沈均从没听过这些事。他那时年纪小,正好生了一场病,没去京城,回来时,懵懵懂懂地得知,母亲已经不在了。小孩子理解不了生死的概念,连悲痛都是后来才得知。他父亲从不告诉他关于母亲死亡的原因,小姑姑也三缄其口。

他坐不住,想要刨根问底。尚长史将他按回去,低声道:“世子可知,为何你进京做质子,郡主要与你同去吗?”

“她一直不相信王妃只是普通病逝,一定要去京城究根问底。王爷那时其实隐隐也有这样的想法,加上不放心你,就放任她同你一起进京。”

“但我们都忘了,郡主从前痴恋先皇。她同先皇后亲厚,不得不进宫,所以就算认清楚先皇不是什么好东西,也不可自抑地泥足深陷。先皇利用了这一点,想通过骗她,栽赃王府一些莫须有的罪名,以此削藩。”

心脏忽然狂跳起来,耳边传来一阵尖锐的蜂鸣。

此情此景,好熟悉。

“郡主一直被王爷保护得很好,最开始,真的被先皇骗了。等她反应过来时,罪证已经捏造完。她心中有愧,借探望先皇后之际,将那些伪造的书信账本偷出,一把火烧了干净,自己却为了永绝后患葬身火海,连魂归故里都做不到。”

沈均眼神剧震。

从前的场景走马灯一样在眼前闪过,有小姑姑温柔的笑脸,也有当年捧着她骨灰时,满天的白璠。最后的最后,画面定格在谢际为拿着的那本折子上。

沈均忽然开口问道:

“我在京中,听到一些风言风语。说王府暗藏兵器,伪造私钱,不知这事,是真是假?”

他抬头,就见尚长史气得胡子都吹起:“如出一辙,果真是亲父子!陷害人的手段这么多年变都不变!”

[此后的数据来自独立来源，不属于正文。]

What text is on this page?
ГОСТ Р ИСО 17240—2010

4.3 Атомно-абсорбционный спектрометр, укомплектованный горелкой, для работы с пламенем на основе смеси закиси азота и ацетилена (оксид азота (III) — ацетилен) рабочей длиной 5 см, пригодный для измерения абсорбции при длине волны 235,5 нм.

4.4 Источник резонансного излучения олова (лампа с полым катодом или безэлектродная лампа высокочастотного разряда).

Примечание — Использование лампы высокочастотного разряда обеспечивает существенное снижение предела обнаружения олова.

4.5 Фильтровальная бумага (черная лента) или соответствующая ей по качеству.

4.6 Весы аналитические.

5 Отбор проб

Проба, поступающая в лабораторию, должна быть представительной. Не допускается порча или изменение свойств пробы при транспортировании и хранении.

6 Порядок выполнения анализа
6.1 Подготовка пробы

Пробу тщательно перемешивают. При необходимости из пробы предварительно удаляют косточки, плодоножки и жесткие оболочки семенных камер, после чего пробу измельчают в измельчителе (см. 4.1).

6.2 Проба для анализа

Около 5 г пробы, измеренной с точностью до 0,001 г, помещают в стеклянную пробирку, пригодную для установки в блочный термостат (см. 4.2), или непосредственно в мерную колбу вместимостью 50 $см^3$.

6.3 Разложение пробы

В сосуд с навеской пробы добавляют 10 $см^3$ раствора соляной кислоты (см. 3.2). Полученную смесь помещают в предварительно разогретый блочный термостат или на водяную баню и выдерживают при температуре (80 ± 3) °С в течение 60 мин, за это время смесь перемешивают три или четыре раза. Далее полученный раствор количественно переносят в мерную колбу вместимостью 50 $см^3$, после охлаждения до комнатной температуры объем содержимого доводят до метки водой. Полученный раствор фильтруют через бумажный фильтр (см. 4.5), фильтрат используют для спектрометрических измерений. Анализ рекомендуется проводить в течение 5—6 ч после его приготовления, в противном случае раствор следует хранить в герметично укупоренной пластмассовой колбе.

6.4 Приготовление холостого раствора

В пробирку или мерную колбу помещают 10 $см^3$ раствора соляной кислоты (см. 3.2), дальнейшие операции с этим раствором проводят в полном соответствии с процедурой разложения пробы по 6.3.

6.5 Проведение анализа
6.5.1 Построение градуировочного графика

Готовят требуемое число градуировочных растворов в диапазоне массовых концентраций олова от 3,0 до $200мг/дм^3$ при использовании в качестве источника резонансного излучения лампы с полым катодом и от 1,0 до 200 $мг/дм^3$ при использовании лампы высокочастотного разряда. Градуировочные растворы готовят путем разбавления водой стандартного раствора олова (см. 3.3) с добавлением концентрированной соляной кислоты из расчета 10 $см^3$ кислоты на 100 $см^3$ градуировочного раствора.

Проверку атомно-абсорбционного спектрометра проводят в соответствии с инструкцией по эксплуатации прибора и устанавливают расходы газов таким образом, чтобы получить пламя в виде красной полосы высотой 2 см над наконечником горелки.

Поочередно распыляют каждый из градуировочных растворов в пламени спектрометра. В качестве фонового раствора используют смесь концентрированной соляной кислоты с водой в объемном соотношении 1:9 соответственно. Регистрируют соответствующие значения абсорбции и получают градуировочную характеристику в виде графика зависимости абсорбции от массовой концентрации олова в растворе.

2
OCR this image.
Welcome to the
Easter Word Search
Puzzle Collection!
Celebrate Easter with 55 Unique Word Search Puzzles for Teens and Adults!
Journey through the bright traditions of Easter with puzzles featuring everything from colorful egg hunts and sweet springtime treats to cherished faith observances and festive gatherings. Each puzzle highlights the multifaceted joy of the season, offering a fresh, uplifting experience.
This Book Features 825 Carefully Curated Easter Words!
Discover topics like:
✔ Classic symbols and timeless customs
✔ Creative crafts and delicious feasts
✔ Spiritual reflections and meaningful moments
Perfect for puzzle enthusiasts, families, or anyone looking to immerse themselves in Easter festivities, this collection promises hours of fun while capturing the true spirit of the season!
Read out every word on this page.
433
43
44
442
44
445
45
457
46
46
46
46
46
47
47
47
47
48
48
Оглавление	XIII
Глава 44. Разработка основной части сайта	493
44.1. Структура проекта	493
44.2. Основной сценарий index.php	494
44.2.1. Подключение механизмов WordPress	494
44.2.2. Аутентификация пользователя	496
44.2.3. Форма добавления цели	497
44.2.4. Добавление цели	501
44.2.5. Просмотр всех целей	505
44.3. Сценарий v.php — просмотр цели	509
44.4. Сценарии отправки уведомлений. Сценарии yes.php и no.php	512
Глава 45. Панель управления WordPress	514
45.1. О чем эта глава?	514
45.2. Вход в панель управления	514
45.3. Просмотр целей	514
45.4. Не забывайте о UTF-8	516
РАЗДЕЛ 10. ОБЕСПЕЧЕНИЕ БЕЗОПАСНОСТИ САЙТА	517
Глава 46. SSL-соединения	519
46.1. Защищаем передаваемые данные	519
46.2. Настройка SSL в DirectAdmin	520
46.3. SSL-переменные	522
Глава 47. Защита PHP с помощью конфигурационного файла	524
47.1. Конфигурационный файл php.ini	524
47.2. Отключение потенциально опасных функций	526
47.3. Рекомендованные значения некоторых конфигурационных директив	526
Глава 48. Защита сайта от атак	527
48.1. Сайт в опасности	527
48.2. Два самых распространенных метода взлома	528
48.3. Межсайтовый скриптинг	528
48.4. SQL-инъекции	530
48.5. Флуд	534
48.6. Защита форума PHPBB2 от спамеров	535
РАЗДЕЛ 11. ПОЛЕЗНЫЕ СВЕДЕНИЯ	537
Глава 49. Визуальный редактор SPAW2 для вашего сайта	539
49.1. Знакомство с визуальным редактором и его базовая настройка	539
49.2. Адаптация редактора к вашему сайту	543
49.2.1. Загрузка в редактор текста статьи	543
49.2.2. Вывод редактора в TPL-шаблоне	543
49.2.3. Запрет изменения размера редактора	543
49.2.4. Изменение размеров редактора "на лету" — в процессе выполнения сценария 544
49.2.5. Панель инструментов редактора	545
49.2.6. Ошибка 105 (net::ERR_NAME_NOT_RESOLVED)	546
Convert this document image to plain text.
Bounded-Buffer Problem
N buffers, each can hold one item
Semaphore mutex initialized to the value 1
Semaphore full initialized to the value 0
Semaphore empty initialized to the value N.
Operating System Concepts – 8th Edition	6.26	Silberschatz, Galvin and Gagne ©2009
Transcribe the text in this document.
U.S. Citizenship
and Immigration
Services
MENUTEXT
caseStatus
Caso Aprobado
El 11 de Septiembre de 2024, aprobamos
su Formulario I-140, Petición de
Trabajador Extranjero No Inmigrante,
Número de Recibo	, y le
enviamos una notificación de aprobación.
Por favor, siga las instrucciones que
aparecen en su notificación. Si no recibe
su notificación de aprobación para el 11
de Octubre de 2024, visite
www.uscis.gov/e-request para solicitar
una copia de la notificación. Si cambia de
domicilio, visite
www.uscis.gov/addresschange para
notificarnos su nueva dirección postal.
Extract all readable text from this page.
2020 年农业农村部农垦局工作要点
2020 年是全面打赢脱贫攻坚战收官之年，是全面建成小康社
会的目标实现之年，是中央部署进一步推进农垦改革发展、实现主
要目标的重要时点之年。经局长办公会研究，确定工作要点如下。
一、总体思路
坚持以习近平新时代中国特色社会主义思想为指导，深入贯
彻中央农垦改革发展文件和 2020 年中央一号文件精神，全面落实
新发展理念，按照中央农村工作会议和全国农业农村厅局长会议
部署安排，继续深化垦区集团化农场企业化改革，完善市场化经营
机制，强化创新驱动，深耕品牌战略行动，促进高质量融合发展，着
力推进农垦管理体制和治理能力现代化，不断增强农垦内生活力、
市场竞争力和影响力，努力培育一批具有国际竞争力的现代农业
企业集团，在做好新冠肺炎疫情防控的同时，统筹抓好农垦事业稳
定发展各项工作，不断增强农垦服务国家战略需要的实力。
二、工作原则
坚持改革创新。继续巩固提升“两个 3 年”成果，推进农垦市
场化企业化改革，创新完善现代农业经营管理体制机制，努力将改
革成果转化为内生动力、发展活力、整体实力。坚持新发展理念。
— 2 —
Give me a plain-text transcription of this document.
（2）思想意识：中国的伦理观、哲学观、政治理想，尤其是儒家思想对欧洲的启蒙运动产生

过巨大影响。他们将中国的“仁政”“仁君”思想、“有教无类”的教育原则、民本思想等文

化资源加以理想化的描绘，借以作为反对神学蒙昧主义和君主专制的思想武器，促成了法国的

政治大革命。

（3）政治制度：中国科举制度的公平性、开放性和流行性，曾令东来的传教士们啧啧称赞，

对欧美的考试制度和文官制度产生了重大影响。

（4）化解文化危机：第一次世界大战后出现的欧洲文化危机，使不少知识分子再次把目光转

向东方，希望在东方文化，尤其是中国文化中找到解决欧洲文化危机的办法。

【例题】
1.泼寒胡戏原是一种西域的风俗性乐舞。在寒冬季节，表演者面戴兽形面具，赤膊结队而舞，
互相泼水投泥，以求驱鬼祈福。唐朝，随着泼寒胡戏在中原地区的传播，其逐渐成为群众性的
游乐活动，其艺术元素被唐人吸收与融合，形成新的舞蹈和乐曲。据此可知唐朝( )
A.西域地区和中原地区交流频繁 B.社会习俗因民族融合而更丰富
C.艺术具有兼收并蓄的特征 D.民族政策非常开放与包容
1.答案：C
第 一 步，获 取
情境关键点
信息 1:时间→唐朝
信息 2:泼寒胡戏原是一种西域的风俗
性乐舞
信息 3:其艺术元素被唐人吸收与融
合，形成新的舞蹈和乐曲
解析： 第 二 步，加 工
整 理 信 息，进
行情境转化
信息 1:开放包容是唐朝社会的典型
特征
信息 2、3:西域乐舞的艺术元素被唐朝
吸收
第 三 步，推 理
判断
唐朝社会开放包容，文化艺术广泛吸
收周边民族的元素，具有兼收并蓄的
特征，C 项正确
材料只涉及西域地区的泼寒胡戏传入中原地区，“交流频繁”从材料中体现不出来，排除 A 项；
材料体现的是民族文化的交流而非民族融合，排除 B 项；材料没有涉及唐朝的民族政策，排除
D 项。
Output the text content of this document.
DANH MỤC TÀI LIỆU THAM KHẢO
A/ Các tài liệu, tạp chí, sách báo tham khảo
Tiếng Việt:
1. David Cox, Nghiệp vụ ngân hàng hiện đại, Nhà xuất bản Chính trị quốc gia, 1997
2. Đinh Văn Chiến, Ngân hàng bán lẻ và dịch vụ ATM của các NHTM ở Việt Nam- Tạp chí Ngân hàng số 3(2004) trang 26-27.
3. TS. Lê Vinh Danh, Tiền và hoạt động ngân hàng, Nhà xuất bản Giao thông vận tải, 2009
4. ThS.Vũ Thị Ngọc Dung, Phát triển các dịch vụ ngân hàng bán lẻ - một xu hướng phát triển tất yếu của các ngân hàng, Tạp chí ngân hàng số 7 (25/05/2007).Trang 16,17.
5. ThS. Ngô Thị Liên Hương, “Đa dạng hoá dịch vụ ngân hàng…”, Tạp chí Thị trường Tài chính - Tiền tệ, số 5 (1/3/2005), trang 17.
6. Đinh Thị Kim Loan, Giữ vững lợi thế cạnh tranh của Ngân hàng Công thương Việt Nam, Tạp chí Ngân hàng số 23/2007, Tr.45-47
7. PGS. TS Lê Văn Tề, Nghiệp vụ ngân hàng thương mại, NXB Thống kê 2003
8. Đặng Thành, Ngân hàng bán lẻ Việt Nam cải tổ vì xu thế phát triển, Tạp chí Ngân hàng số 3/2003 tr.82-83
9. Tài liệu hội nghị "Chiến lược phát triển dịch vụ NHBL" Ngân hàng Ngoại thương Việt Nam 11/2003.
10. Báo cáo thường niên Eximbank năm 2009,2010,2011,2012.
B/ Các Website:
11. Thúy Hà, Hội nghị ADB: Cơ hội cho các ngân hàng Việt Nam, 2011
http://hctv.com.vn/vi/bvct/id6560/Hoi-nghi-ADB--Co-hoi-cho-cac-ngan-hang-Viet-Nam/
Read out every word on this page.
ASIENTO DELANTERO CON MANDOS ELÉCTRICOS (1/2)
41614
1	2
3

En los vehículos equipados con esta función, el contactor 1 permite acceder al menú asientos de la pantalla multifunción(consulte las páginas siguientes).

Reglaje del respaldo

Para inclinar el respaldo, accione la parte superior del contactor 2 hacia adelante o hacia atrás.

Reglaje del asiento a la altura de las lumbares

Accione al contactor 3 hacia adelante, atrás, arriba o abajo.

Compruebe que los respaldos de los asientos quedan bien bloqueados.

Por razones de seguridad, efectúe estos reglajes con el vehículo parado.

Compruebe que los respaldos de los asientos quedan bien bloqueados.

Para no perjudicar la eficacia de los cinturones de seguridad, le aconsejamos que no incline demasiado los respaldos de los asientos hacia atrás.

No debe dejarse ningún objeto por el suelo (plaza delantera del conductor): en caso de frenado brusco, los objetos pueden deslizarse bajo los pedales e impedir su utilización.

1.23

“当年这毒计是萧致出的,我还当今上多看不上他这舅舅呢。果真是打断骨头连着筋,用起他的毒计来毫不手软。”

“造兵器是有,世子也看到城中卫士多了。这不过是因为,近几年南蛮换了新首领,穷兵黩武,不断侵扰边境,还派了不少奸细来各个城中。若不造兵器,拿什么同南蛮打?铁锹锄头吗?”

“至于私钱,这种事情咱们怎么可能做?铸铁的钱,王爷都一笔一笔地报到京中,总不能他们户部不给咱们拨钱打兵器,王府自己从府库掏银子也是罪吧!”

尚长史气得直打颤。沈均想出言安慰几句,但尘埃落定之后,他的心还是像破了一个大洞,不停往里灌着冷风。

尚长史看着他,恨铁不成钢地叹道:“世子,您可不能像郡主那样,被皇家的这些人蒙蔽双眼!尤其是您,您可不要真的觉得,一旨所谓下嫁的诏书,就是真的喜爱。说句僭越的,当今天子那样长大,怎么可能知道什么是喜欢?”

沈均哑然。

他下意识想给谢际为辩驳两句,可惜,思前想后,竟然什么都说不出来。

尚长史说得对。没有人的喜欢是从欺骗开始,以威逼结束,夹杂着猜忌与利用,悬着一府乃至一道人的性命在头上。

他张了张嘴,问出了最想知道的那个话题:“既然我父母病得如出一辙,那他们中的是同一种毒?这毒是什么?从何而来?又是谁下的?”